Liverpool football club and Manchester United reportedly partnered to come up with a proposal tagged “Project Big Picture” to restructure football in England which the Premier League is not happy about.
In reaction to the viral proposal, the Premier League issued a statement on Sunday to insist that the details on the proposal can damage the reputation of English football which the league body described as the most-watched in the world.
The league body used the statement to slam the EFL chief Rick Parry who has openly declared his support for the “damaging” Project Big Picture. The league body insisted that open discussion remained the best practice and urged all football stakeholders in the country to work together.
A Premier League statement issued on Sunday read: “We have seen media reports today regarding a plan to restructure football in this country.
“English football is the world’s most-watched and has a vibrant, dynamic, and competitive league structure that drives interest around the globe.
“To maintain this position, it is important that we all work together.
“Both the Premier League and The FA support a wide-ranging discussion on the future of the game, including its competition structures, calendar, and overall financing particularly in light of the effects of COVID-19.
“Football has many stakeholders, therefore this work should be carried out through the proper channels enabling all clubs and stakeholders the opportunity to contribute.
“In the Premier League’s view, a number of the individual proposals in the plan published today could have a damaging impact on the whole game and we are disappointed to see that Rick Parry, Chair of the EFL, has given his on-the-record support.
“The Premier League has been working in good faith with its clubs and the EFL to seek a resolution to the requirement for COVID-19 rescue funding. This work will continue.”
What is Project Big Picture?
The Project Big Picture is said to be a planned effort that is being led by the two most successful Premier League clubs, Liverpool football club and Manchester United to reshape football in England.
It seeks to give more power to the top 6 Premier League clubs in terms of decision making in the league especially on club ownership, new regulations, transfer matters, and other financial matters. Hence, the proposal seeks to end the one-club, one-vote structure of the Premier League.
More so, Project Big Picture seeks to reduce the number of Premier League clubs from 20 to 18 and also reduce the number of clubs that will go on relegation and gain promotion from three to two.

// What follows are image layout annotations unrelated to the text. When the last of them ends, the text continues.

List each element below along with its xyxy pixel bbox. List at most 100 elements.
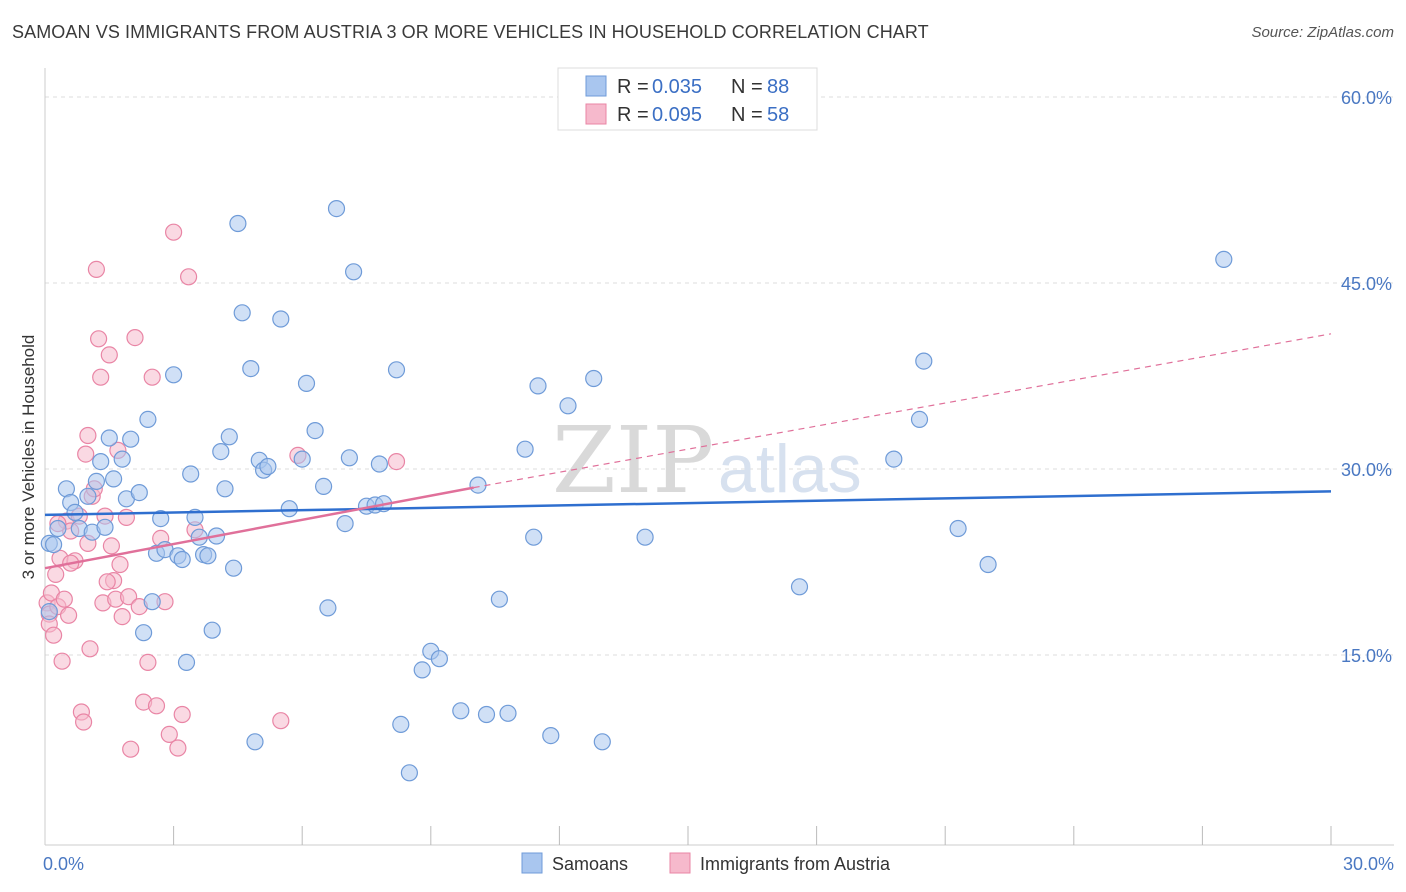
samoans-point-17	[130, 484, 148, 502]
samoans-point-80	[790, 578, 809, 596]
y-tick-label-15: 15.0%	[1341, 646, 1392, 666]
samoans-point-63	[400, 764, 418, 782]
samoans-point-10	[92, 453, 110, 471]
samoans-point-55	[340, 449, 358, 467]
austria-point-47	[169, 739, 187, 757]
samoans-point-61	[387, 361, 406, 379]
austria-point-34	[117, 508, 136, 527]
samoans-point-32	[199, 547, 217, 565]
samoans-point-12	[100, 429, 118, 447]
samoans-point-69	[477, 705, 496, 724]
samoans-point-74	[529, 377, 547, 395]
samoans-point-82	[910, 410, 929, 428]
samoans-point-2	[49, 519, 67, 538]
samoans-point-77	[585, 369, 603, 388]
austria-point-24	[92, 368, 110, 386]
samoans-point-71	[499, 704, 517, 722]
samoans-point-49	[297, 374, 316, 392]
samoans-point-52	[319, 599, 337, 617]
austria-point-46	[165, 223, 183, 241]
samoans-point-46	[272, 310, 290, 328]
austria-point-4	[44, 626, 63, 644]
samoans-point-56	[345, 263, 363, 281]
austria-point-19	[81, 640, 99, 658]
austria-point-11	[59, 606, 78, 624]
austria-point-45	[160, 725, 178, 744]
austria-point-48	[173, 705, 191, 724]
samoans-point-38	[225, 559, 243, 577]
austria-trend-line	[44, 486, 474, 570]
samoans-point-73	[525, 528, 543, 546]
legend-n-value-austria: 58	[767, 104, 789, 126]
legend-r-value-samoans: 0.035	[652, 76, 702, 98]
samoans-point-84	[949, 519, 967, 538]
samoans-point-66	[430, 650, 448, 668]
samoans-points	[40, 200, 1233, 782]
austria-point-28	[102, 537, 121, 555]
samoans-point-5	[66, 503, 84, 522]
legend-swatch-austria	[585, 103, 607, 125]
samoans-trend-line	[44, 490, 1332, 517]
samoans-point-45	[259, 457, 277, 476]
samoans-point-20	[143, 593, 161, 611]
samoans-point-40	[233, 304, 251, 322]
samoans-point-22	[152, 509, 170, 528]
y-axis-tick-labels: 15.0% 30.0% 45.0% 60.0%	[1341, 88, 1392, 666]
x-axis-ticks	[173, 826, 1332, 845]
trend-lines	[44, 333, 1332, 570]
samoans-point-39	[229, 214, 247, 233]
samoans-point-81	[885, 450, 903, 468]
austria-point-32	[111, 555, 129, 574]
samoans-point-33	[203, 621, 221, 639]
austria-point-42	[147, 697, 166, 715]
austria-point-33	[113, 607, 131, 626]
austria-point-17	[77, 445, 95, 463]
samoans-point-79	[636, 528, 654, 546]
austria-point-49	[180, 268, 198, 286]
samoans-point-86	[1215, 250, 1233, 268]
samoans-point-51	[315, 477, 333, 495]
samoans-point-37	[220, 428, 238, 446]
austria-point-16	[74, 713, 93, 731]
watermark-atlas: atlas	[718, 431, 862, 507]
legend-r-label-austria: R =	[617, 104, 649, 126]
samoans-point-36	[216, 480, 234, 498]
samoans-point-54	[336, 514, 354, 533]
legend-r-value-austria: 0.095	[652, 104, 702, 126]
austria-point-41	[143, 368, 161, 386]
austria-point-5	[47, 565, 65, 584]
samoans-point-68	[469, 476, 487, 494]
x-tick-label-min: 0.0%	[43, 854, 84, 874]
series-legend-label-austria: Immigrants from Austria	[700, 854, 891, 874]
austria-point-22	[87, 260, 106, 278]
samoans-point-50	[306, 422, 324, 440]
austria-point-51	[272, 712, 290, 730]
samoans-point-13	[104, 470, 123, 488]
watermark-zip: ZIP	[552, 407, 714, 514]
x-tick-label-max: 30.0%	[1343, 854, 1394, 874]
austria-point-40	[139, 653, 157, 672]
samoans-point-85	[979, 555, 997, 574]
austria-point-27	[100, 346, 118, 364]
samoans-point-78	[593, 733, 611, 751]
stats-legend: R = 0.035 N = 88 R = 0.095 N = 58	[557, 67, 818, 131]
samoans-point-42	[246, 733, 264, 751]
samoans-point-18	[135, 624, 153, 642]
austria-point-53	[387, 453, 406, 471]
austria-trend-line-extension	[473, 333, 1332, 489]
legend-swatch-samoans	[585, 75, 607, 97]
samoans-point-14	[113, 450, 131, 468]
samoans-point-67	[452, 702, 470, 720]
samoans-point-47	[280, 500, 298, 518]
austria-point-8	[53, 652, 71, 670]
samoans-point-16	[122, 430, 140, 448]
samoans-point-41	[242, 360, 260, 378]
samoans-point-28	[182, 465, 200, 483]
y-tick-label-30: 30.0%	[1341, 460, 1392, 480]
samoans-point-76	[559, 397, 577, 415]
y-axis-title: 3 or more Vehicles in Household	[19, 335, 38, 580]
samoans-point-62	[392, 715, 410, 734]
samoans-point-19	[139, 410, 157, 428]
legend-n-label-austria: N =	[731, 104, 763, 126]
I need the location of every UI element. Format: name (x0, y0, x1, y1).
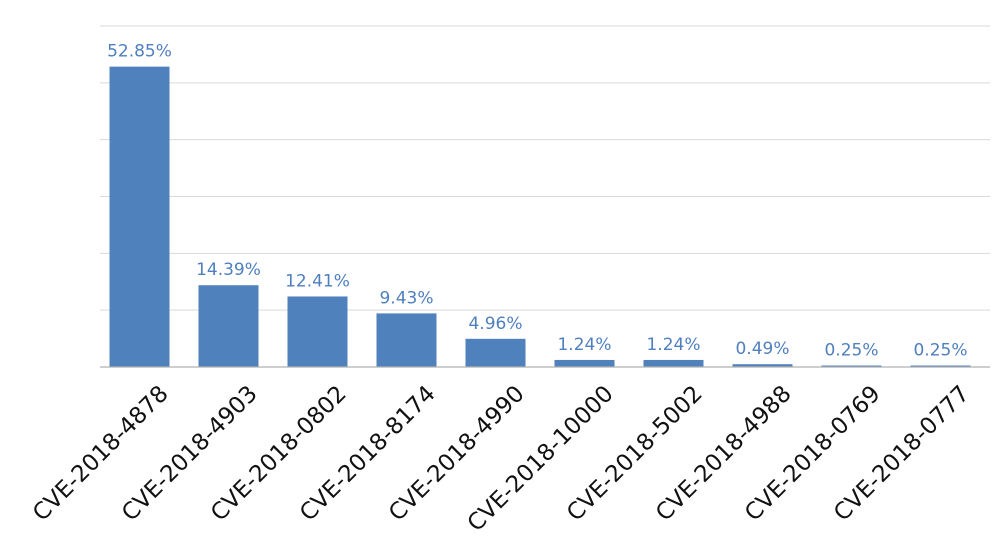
bar-cve-2018-0777 (910, 365, 971, 367)
data-label: 1.24% (646, 335, 700, 355)
bar-cve-2018-0802 (287, 296, 348, 367)
data-label: 4.96% (468, 314, 522, 334)
bar-cve-2018-4903 (198, 285, 259, 367)
bar-cve-2018-5002 (643, 359, 704, 367)
data-label: 0.49% (735, 339, 789, 359)
bar-cve-2018-0769 (821, 365, 882, 367)
bar-cve-2018-10000 (554, 359, 615, 367)
bar-cve-2018-4878 (109, 66, 170, 367)
gridlines (100, 25, 990, 311)
data-labels: 52.85% 14.39% 12.41% 9.43% 4.96% 1.24% 1.24% 0.… (107, 42, 967, 361)
data-label: 52.85% (107, 42, 172, 62)
data-label: 12.41% (285, 271, 350, 291)
data-label: 14.39% (196, 260, 261, 280)
bars (109, 66, 971, 367)
data-label: 0.25% (913, 341, 967, 361)
data-label: 9.43% (379, 288, 433, 308)
bar-cve-2018-8174 (376, 313, 437, 367)
data-label: 0.25% (824, 341, 878, 361)
x-tick-labels: CVE-2018-4878CVE-2018-4903CVE-2018-0802C… (28, 381, 975, 537)
bar-cve-2018-4988 (732, 364, 793, 367)
bar-cve-2018-4990 (465, 338, 526, 367)
x-tick-label: CVE-2018-10000 (463, 381, 619, 537)
data-label: 1.24% (557, 335, 611, 355)
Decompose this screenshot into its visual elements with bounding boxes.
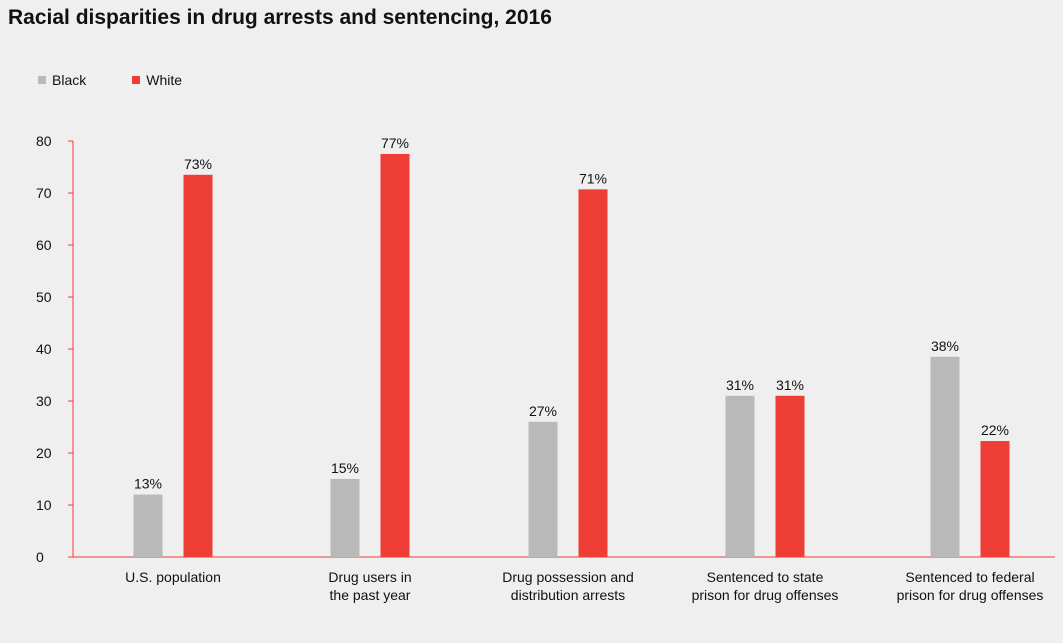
category-label: prison for drug offenses [692, 587, 839, 603]
bar-white [775, 395, 805, 557]
bar-white [380, 154, 410, 557]
data-label-white: 31% [776, 377, 804, 393]
category-label: distribution arrests [511, 587, 625, 603]
y-tick-label: 70 [36, 185, 52, 201]
bar-black [133, 494, 163, 557]
y-tick-label: 0 [36, 549, 44, 565]
category-label: the past year [330, 587, 411, 603]
y-tick-label: 50 [36, 289, 52, 305]
data-label-white: 77% [381, 135, 409, 151]
bar-white [183, 174, 213, 558]
category-label: prison for drug offenses [897, 587, 1044, 603]
data-label-white: 22% [981, 422, 1009, 438]
y-tick-label: 80 [36, 133, 52, 149]
bar-white [980, 441, 1010, 557]
chart-title: Racial disparities in drug arrests and s… [8, 6, 552, 29]
data-label-black: 13% [134, 476, 162, 492]
data-label-black: 27% [529, 403, 557, 419]
category-label: Drug possession and [502, 569, 634, 585]
bar-black [725, 395, 755, 557]
data-label-black: 31% [726, 377, 754, 393]
legend: Black White [38, 72, 228, 88]
y-tick-label: 20 [36, 445, 52, 461]
bar-white [578, 189, 608, 558]
y-tick-label: 60 [36, 237, 52, 253]
y-tick-label: 40 [36, 341, 52, 357]
data-label-black: 15% [331, 460, 359, 476]
legend-label-white: White [146, 72, 183, 88]
bar-black [930, 356, 960, 557]
bar-black [528, 421, 558, 557]
y-tick-label: 30 [36, 393, 52, 409]
data-label-black: 38% [931, 338, 959, 354]
data-label-white: 71% [579, 170, 607, 186]
legend-label-black: Black [52, 72, 87, 88]
category-label: U.S. population [125, 569, 221, 585]
data-label-white: 73% [184, 156, 212, 172]
bar-black [330, 479, 360, 557]
y-tick-label: 10 [36, 497, 52, 513]
category-label: Sentenced to state [707, 569, 824, 585]
category-label: Sentenced to federal [905, 569, 1034, 585]
legend-item-black: Black [38, 72, 86, 88]
category-label: Drug users in [328, 569, 411, 585]
legend-swatch-white [132, 76, 141, 84]
legend-swatch-black [38, 76, 46, 84]
legend-item-white: White [132, 72, 182, 88]
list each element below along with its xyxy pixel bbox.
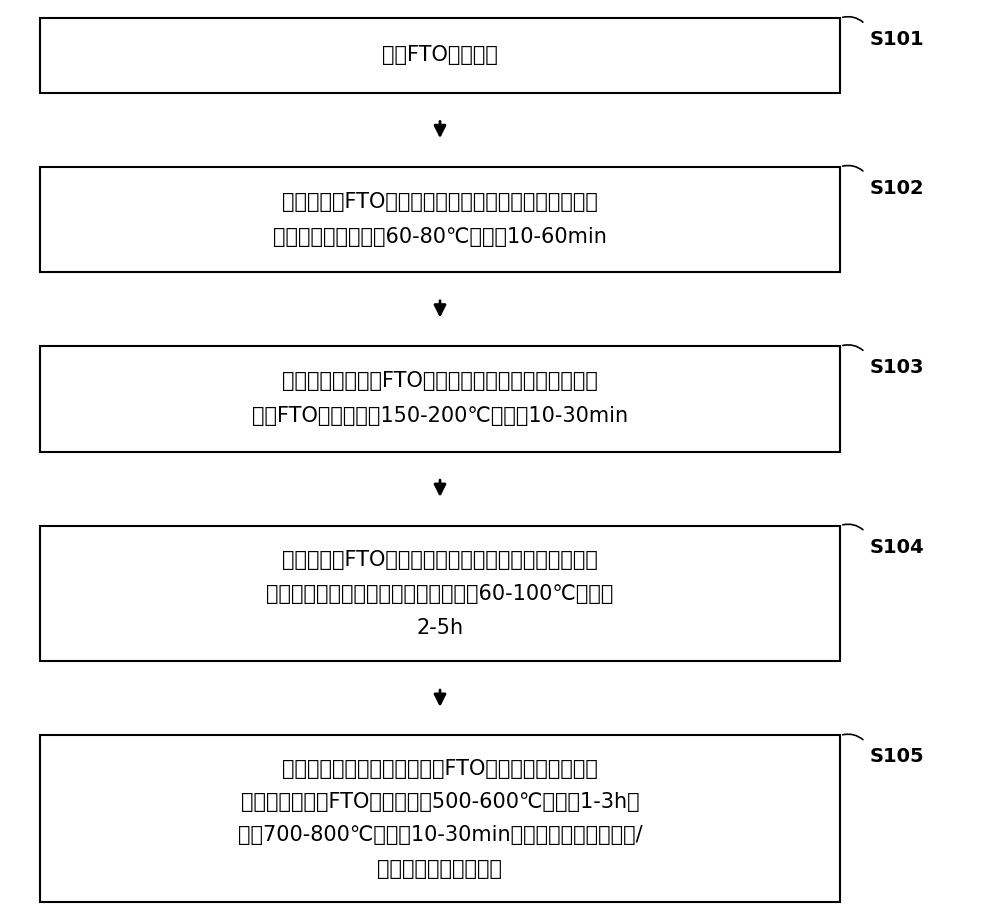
Bar — [40, 346, 840, 452]
Text: 洗，将清洗后的FTO导电玻璃在500-600℃下退火1-3h，: 洗，将清洗后的FTO导电玻璃在500-600℃下退火1-3h， — [241, 792, 639, 812]
FancyArrowPatch shape — [843, 165, 863, 171]
Text: 三氧化二鐵复合光电极: 三氧化二鐵复合光电极 — [378, 858, 503, 879]
FancyArrowPatch shape — [843, 524, 863, 529]
Text: 将加热后的FTO导电玻璃置入盛有鐵的无机盐和矿化剂: 将加热后的FTO导电玻璃置入盛有鐵的无机盐和矿化剂 — [282, 550, 598, 569]
Text: 取出在反应釜中反应后的所述FTO导电玻璃，并进行清: 取出在反应釜中反应后的所述FTO导电玻璃，并进行清 — [282, 759, 598, 779]
Bar — [40, 167, 840, 273]
Bar — [40, 736, 840, 902]
Text: 水溶液的反应釜中，并将所述反应釜在60-100℃下加热: 水溶液的反应釜中，并将所述反应釜在60-100℃下加热 — [266, 584, 614, 603]
Text: 再在700-800℃下退火10-30min，制备得到纳米钓酸鐵/: 再在700-800℃下退火10-30min，制备得到纳米钓酸鐵/ — [238, 825, 642, 845]
Text: S103: S103 — [870, 359, 924, 377]
Text: S102: S102 — [870, 179, 925, 198]
Text: 将清洗后的FTO导电玻璃以导电面朝下的方式置入钓的: 将清洗后的FTO导电玻璃以导电面朝下的方式置入钓的 — [282, 192, 598, 212]
Text: 取出浸泩后的所述FTO导电玻璃，并进行清洗，将清洗: 取出浸泩后的所述FTO导电玻璃，并进行清洗，将清洗 — [282, 371, 598, 391]
FancyArrowPatch shape — [843, 735, 863, 739]
Text: 清洗FTO导电玻璃: 清洗FTO导电玻璃 — [382, 45, 498, 66]
Text: 2-5h: 2-5h — [416, 617, 464, 638]
Bar — [40, 18, 840, 92]
Text: 后的FTO导电玻璃在150-200℃下加热10-30min: 后的FTO导电玻璃在150-200℃下加热10-30min — [252, 407, 628, 427]
Bar — [40, 526, 840, 662]
Text: S101: S101 — [870, 30, 925, 49]
FancyArrowPatch shape — [843, 345, 863, 350]
FancyArrowPatch shape — [843, 17, 863, 22]
Text: S104: S104 — [870, 538, 925, 556]
Text: 无机盐水溶液中，在60-80℃下浸泩10-60min: 无机盐水溶液中，在60-80℃下浸泩10-60min — [273, 227, 607, 247]
Text: S105: S105 — [870, 748, 925, 767]
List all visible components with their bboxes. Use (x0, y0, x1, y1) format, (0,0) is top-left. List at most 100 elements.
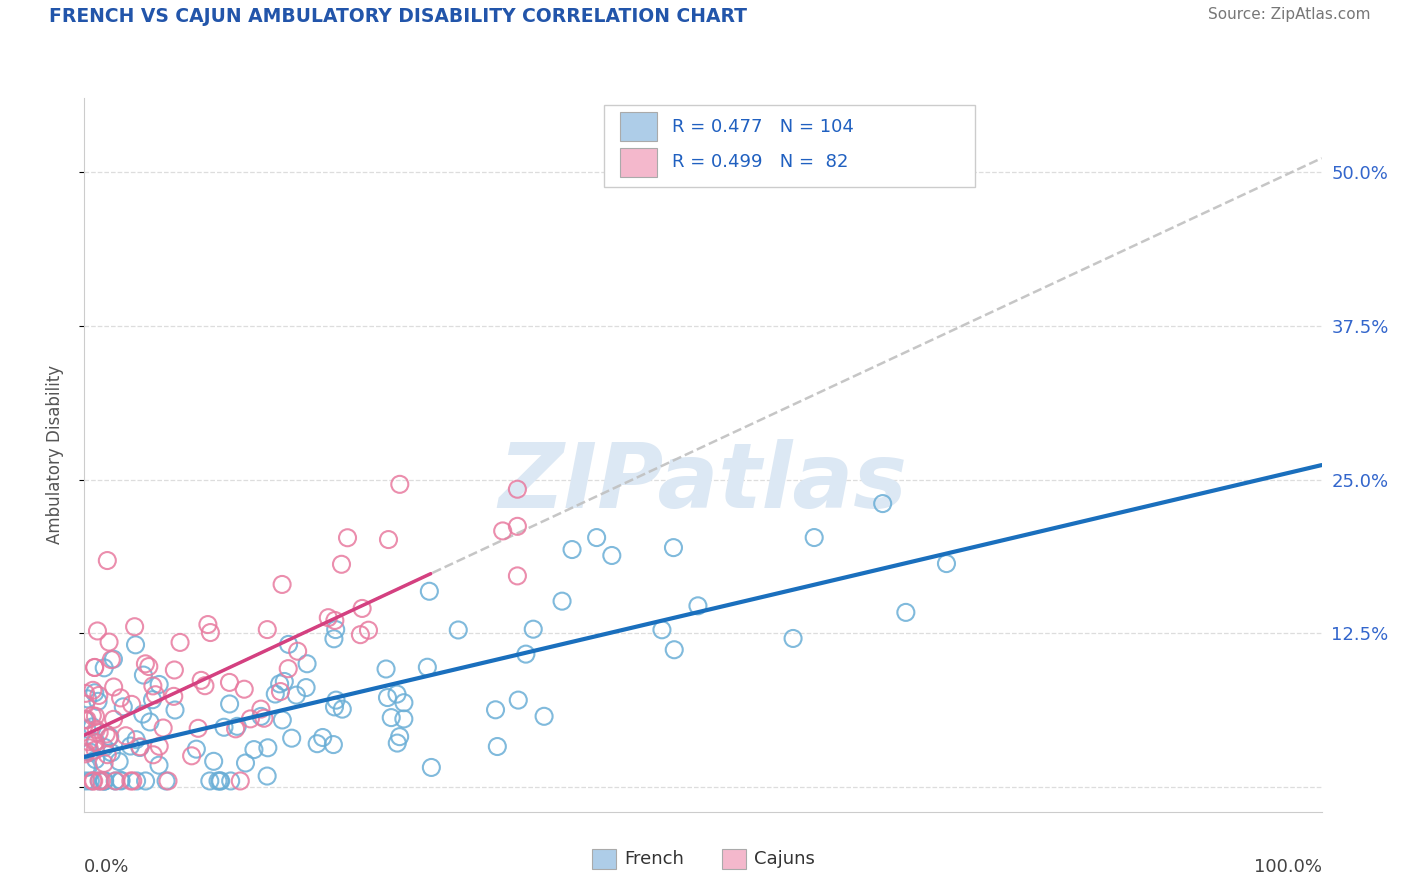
Point (325, 623, 347, 637)
Point (253, 711, 276, 725)
Point (77, 735, 100, 749)
Point (271, 577, 294, 591)
Point (75, 697, 97, 711)
Point (138, 659, 160, 673)
Point (75, 760, 97, 774)
Point (506, 519, 529, 533)
Point (349, 628, 371, 642)
Point (86, 624, 108, 638)
Point (142, 747, 165, 762)
Point (129, 739, 152, 754)
Point (84, 753, 107, 767)
Point (872, 497, 894, 511)
Point (277, 637, 299, 651)
Point (135, 774, 157, 789)
Point (89, 725, 111, 739)
Point (73, 713, 96, 727)
Point (124, 620, 146, 634)
Point (662, 541, 685, 555)
Point (83, 686, 105, 700)
Point (325, 693, 347, 707)
Point (225, 722, 247, 736)
Point (280, 731, 302, 746)
Point (336, 531, 359, 545)
Point (323, 699, 346, 714)
Text: 0.0%: 0.0% (84, 858, 129, 876)
Point (110, 773, 132, 788)
Point (357, 624, 380, 638)
Point (782, 632, 804, 646)
Point (600, 549, 623, 563)
Point (148, 758, 170, 772)
Point (75, 713, 97, 727)
Point (418, 584, 440, 599)
FancyBboxPatch shape (605, 105, 976, 187)
Point (190, 673, 212, 688)
Point (79, 774, 101, 789)
Point (104, 774, 127, 789)
Point (235, 756, 257, 770)
Point (257, 740, 280, 755)
Point (256, 769, 278, 783)
Point (447, 623, 470, 637)
Point (271, 713, 294, 727)
Point (84, 743, 107, 757)
Point (392, 696, 415, 710)
Point (103, 712, 125, 726)
Point (98, 730, 121, 744)
Point (76, 691, 98, 706)
Point (87, 689, 110, 703)
Bar (592, 849, 616, 869)
Point (120, 774, 142, 789)
Point (352, 601, 374, 615)
Text: Cajuns: Cajuns (754, 850, 814, 868)
Point (93, 756, 115, 771)
Point (93, 774, 115, 789)
Point (82, 683, 104, 698)
Point (124, 638, 146, 652)
Point (87, 774, 110, 789)
Point (180, 748, 202, 763)
Point (935, 557, 957, 571)
Point (152, 721, 174, 735)
Point (98, 635, 121, 649)
Point (163, 690, 186, 704)
Point (506, 482, 529, 496)
Point (108, 755, 131, 769)
Point (287, 644, 309, 658)
Point (377, 533, 399, 547)
Point (104, 774, 127, 789)
Point (163, 663, 186, 677)
Point (207, 774, 229, 789)
Point (76, 713, 98, 727)
Point (75, 774, 97, 789)
Point (218, 697, 240, 711)
Point (134, 657, 156, 671)
Point (110, 774, 132, 789)
Point (392, 712, 415, 726)
Point (264, 687, 287, 701)
Point (139, 714, 162, 729)
Point (420, 760, 443, 774)
Point (76, 722, 98, 736)
Point (387, 736, 409, 750)
Point (94, 727, 117, 741)
Point (128, 740, 150, 755)
Point (515, 647, 537, 661)
Point (75, 745, 97, 759)
Point (375, 662, 398, 676)
Point (388, 730, 411, 744)
Point (84, 735, 107, 749)
Point (209, 774, 232, 789)
Point (585, 531, 607, 545)
Point (229, 774, 252, 789)
Point (894, 606, 917, 620)
Point (89, 774, 111, 789)
Text: R = 0.477   N = 104: R = 0.477 N = 104 (672, 118, 853, 136)
Point (239, 712, 262, 726)
Point (187, 721, 209, 735)
Point (82, 708, 104, 723)
Point (484, 703, 506, 717)
Point (250, 709, 273, 723)
Point (142, 679, 165, 693)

The most interesting aspect of the proposal for EFL clubs (lower league clubs) is that Project Big Picture seeks to give £250 million to the lower league clubs that have been suffering from a drastic drop in revenue due to lack of matchday activities at match venues.
Another interesting part of the proposal is that £100 million will be paid to the FA to run non-league, grassroots football and for the FA to cover its losses which the football governing body incurred due to the coronavirus pandemic.
Here is the full outline of the proposal
- The Premier League will be reduced from 20 teams to 18.
- Two sides automatically relegated from the top-flight, while the top two from the Championship are promoted.
- The club who finishes 16th in the Premier League will be put in a play-off with the third, fourth and fifth-placed teams from the Championship.
- The overall number of clubs in the professional game will be reduced from 92 to 90, with 24 clubs each competing in the Championship, League One, and League Two.
- The League Cup and the Community Shield will be abolished.
- Along with the £250m sent to the EFL, the FA will receive a one-off £100m payment to cover their coronavirus losses, as well as to help fund non-league, women’s, and the grassroots structure.
- The Premier League will spend 8.5 percent of its annual revenue on operating costs and also “good causes” including the FA.
- EFL clubs will receive 25 percent of the combined Premier League and Football League revenues.
- There will be a focus on stadium improvements across the top four divisions, will six percent of Premier League gross revenues put to one side to help oversee this.
- There will be a shake-up of the way Premier League television income, both overseas and domestic, is distributed.
- Financial Fair Play regulations will be in line with UEFA.
- A focus on the fans which includes away tickets capped at £20 and away travel subsidized. A return to safe standing is also in the pipeline and a minimum away allocation of eight percent capacity.
- Pre-season friendlies will be given greater scope, which would mean a later Premier League start in August. Clubs may also be required to take part in a Premier League tournament once every five years.
- Clubs will be allowed to have 15 players out on loan domestically in a huge change to the system, while up to four at a single club in England will also be given the green light.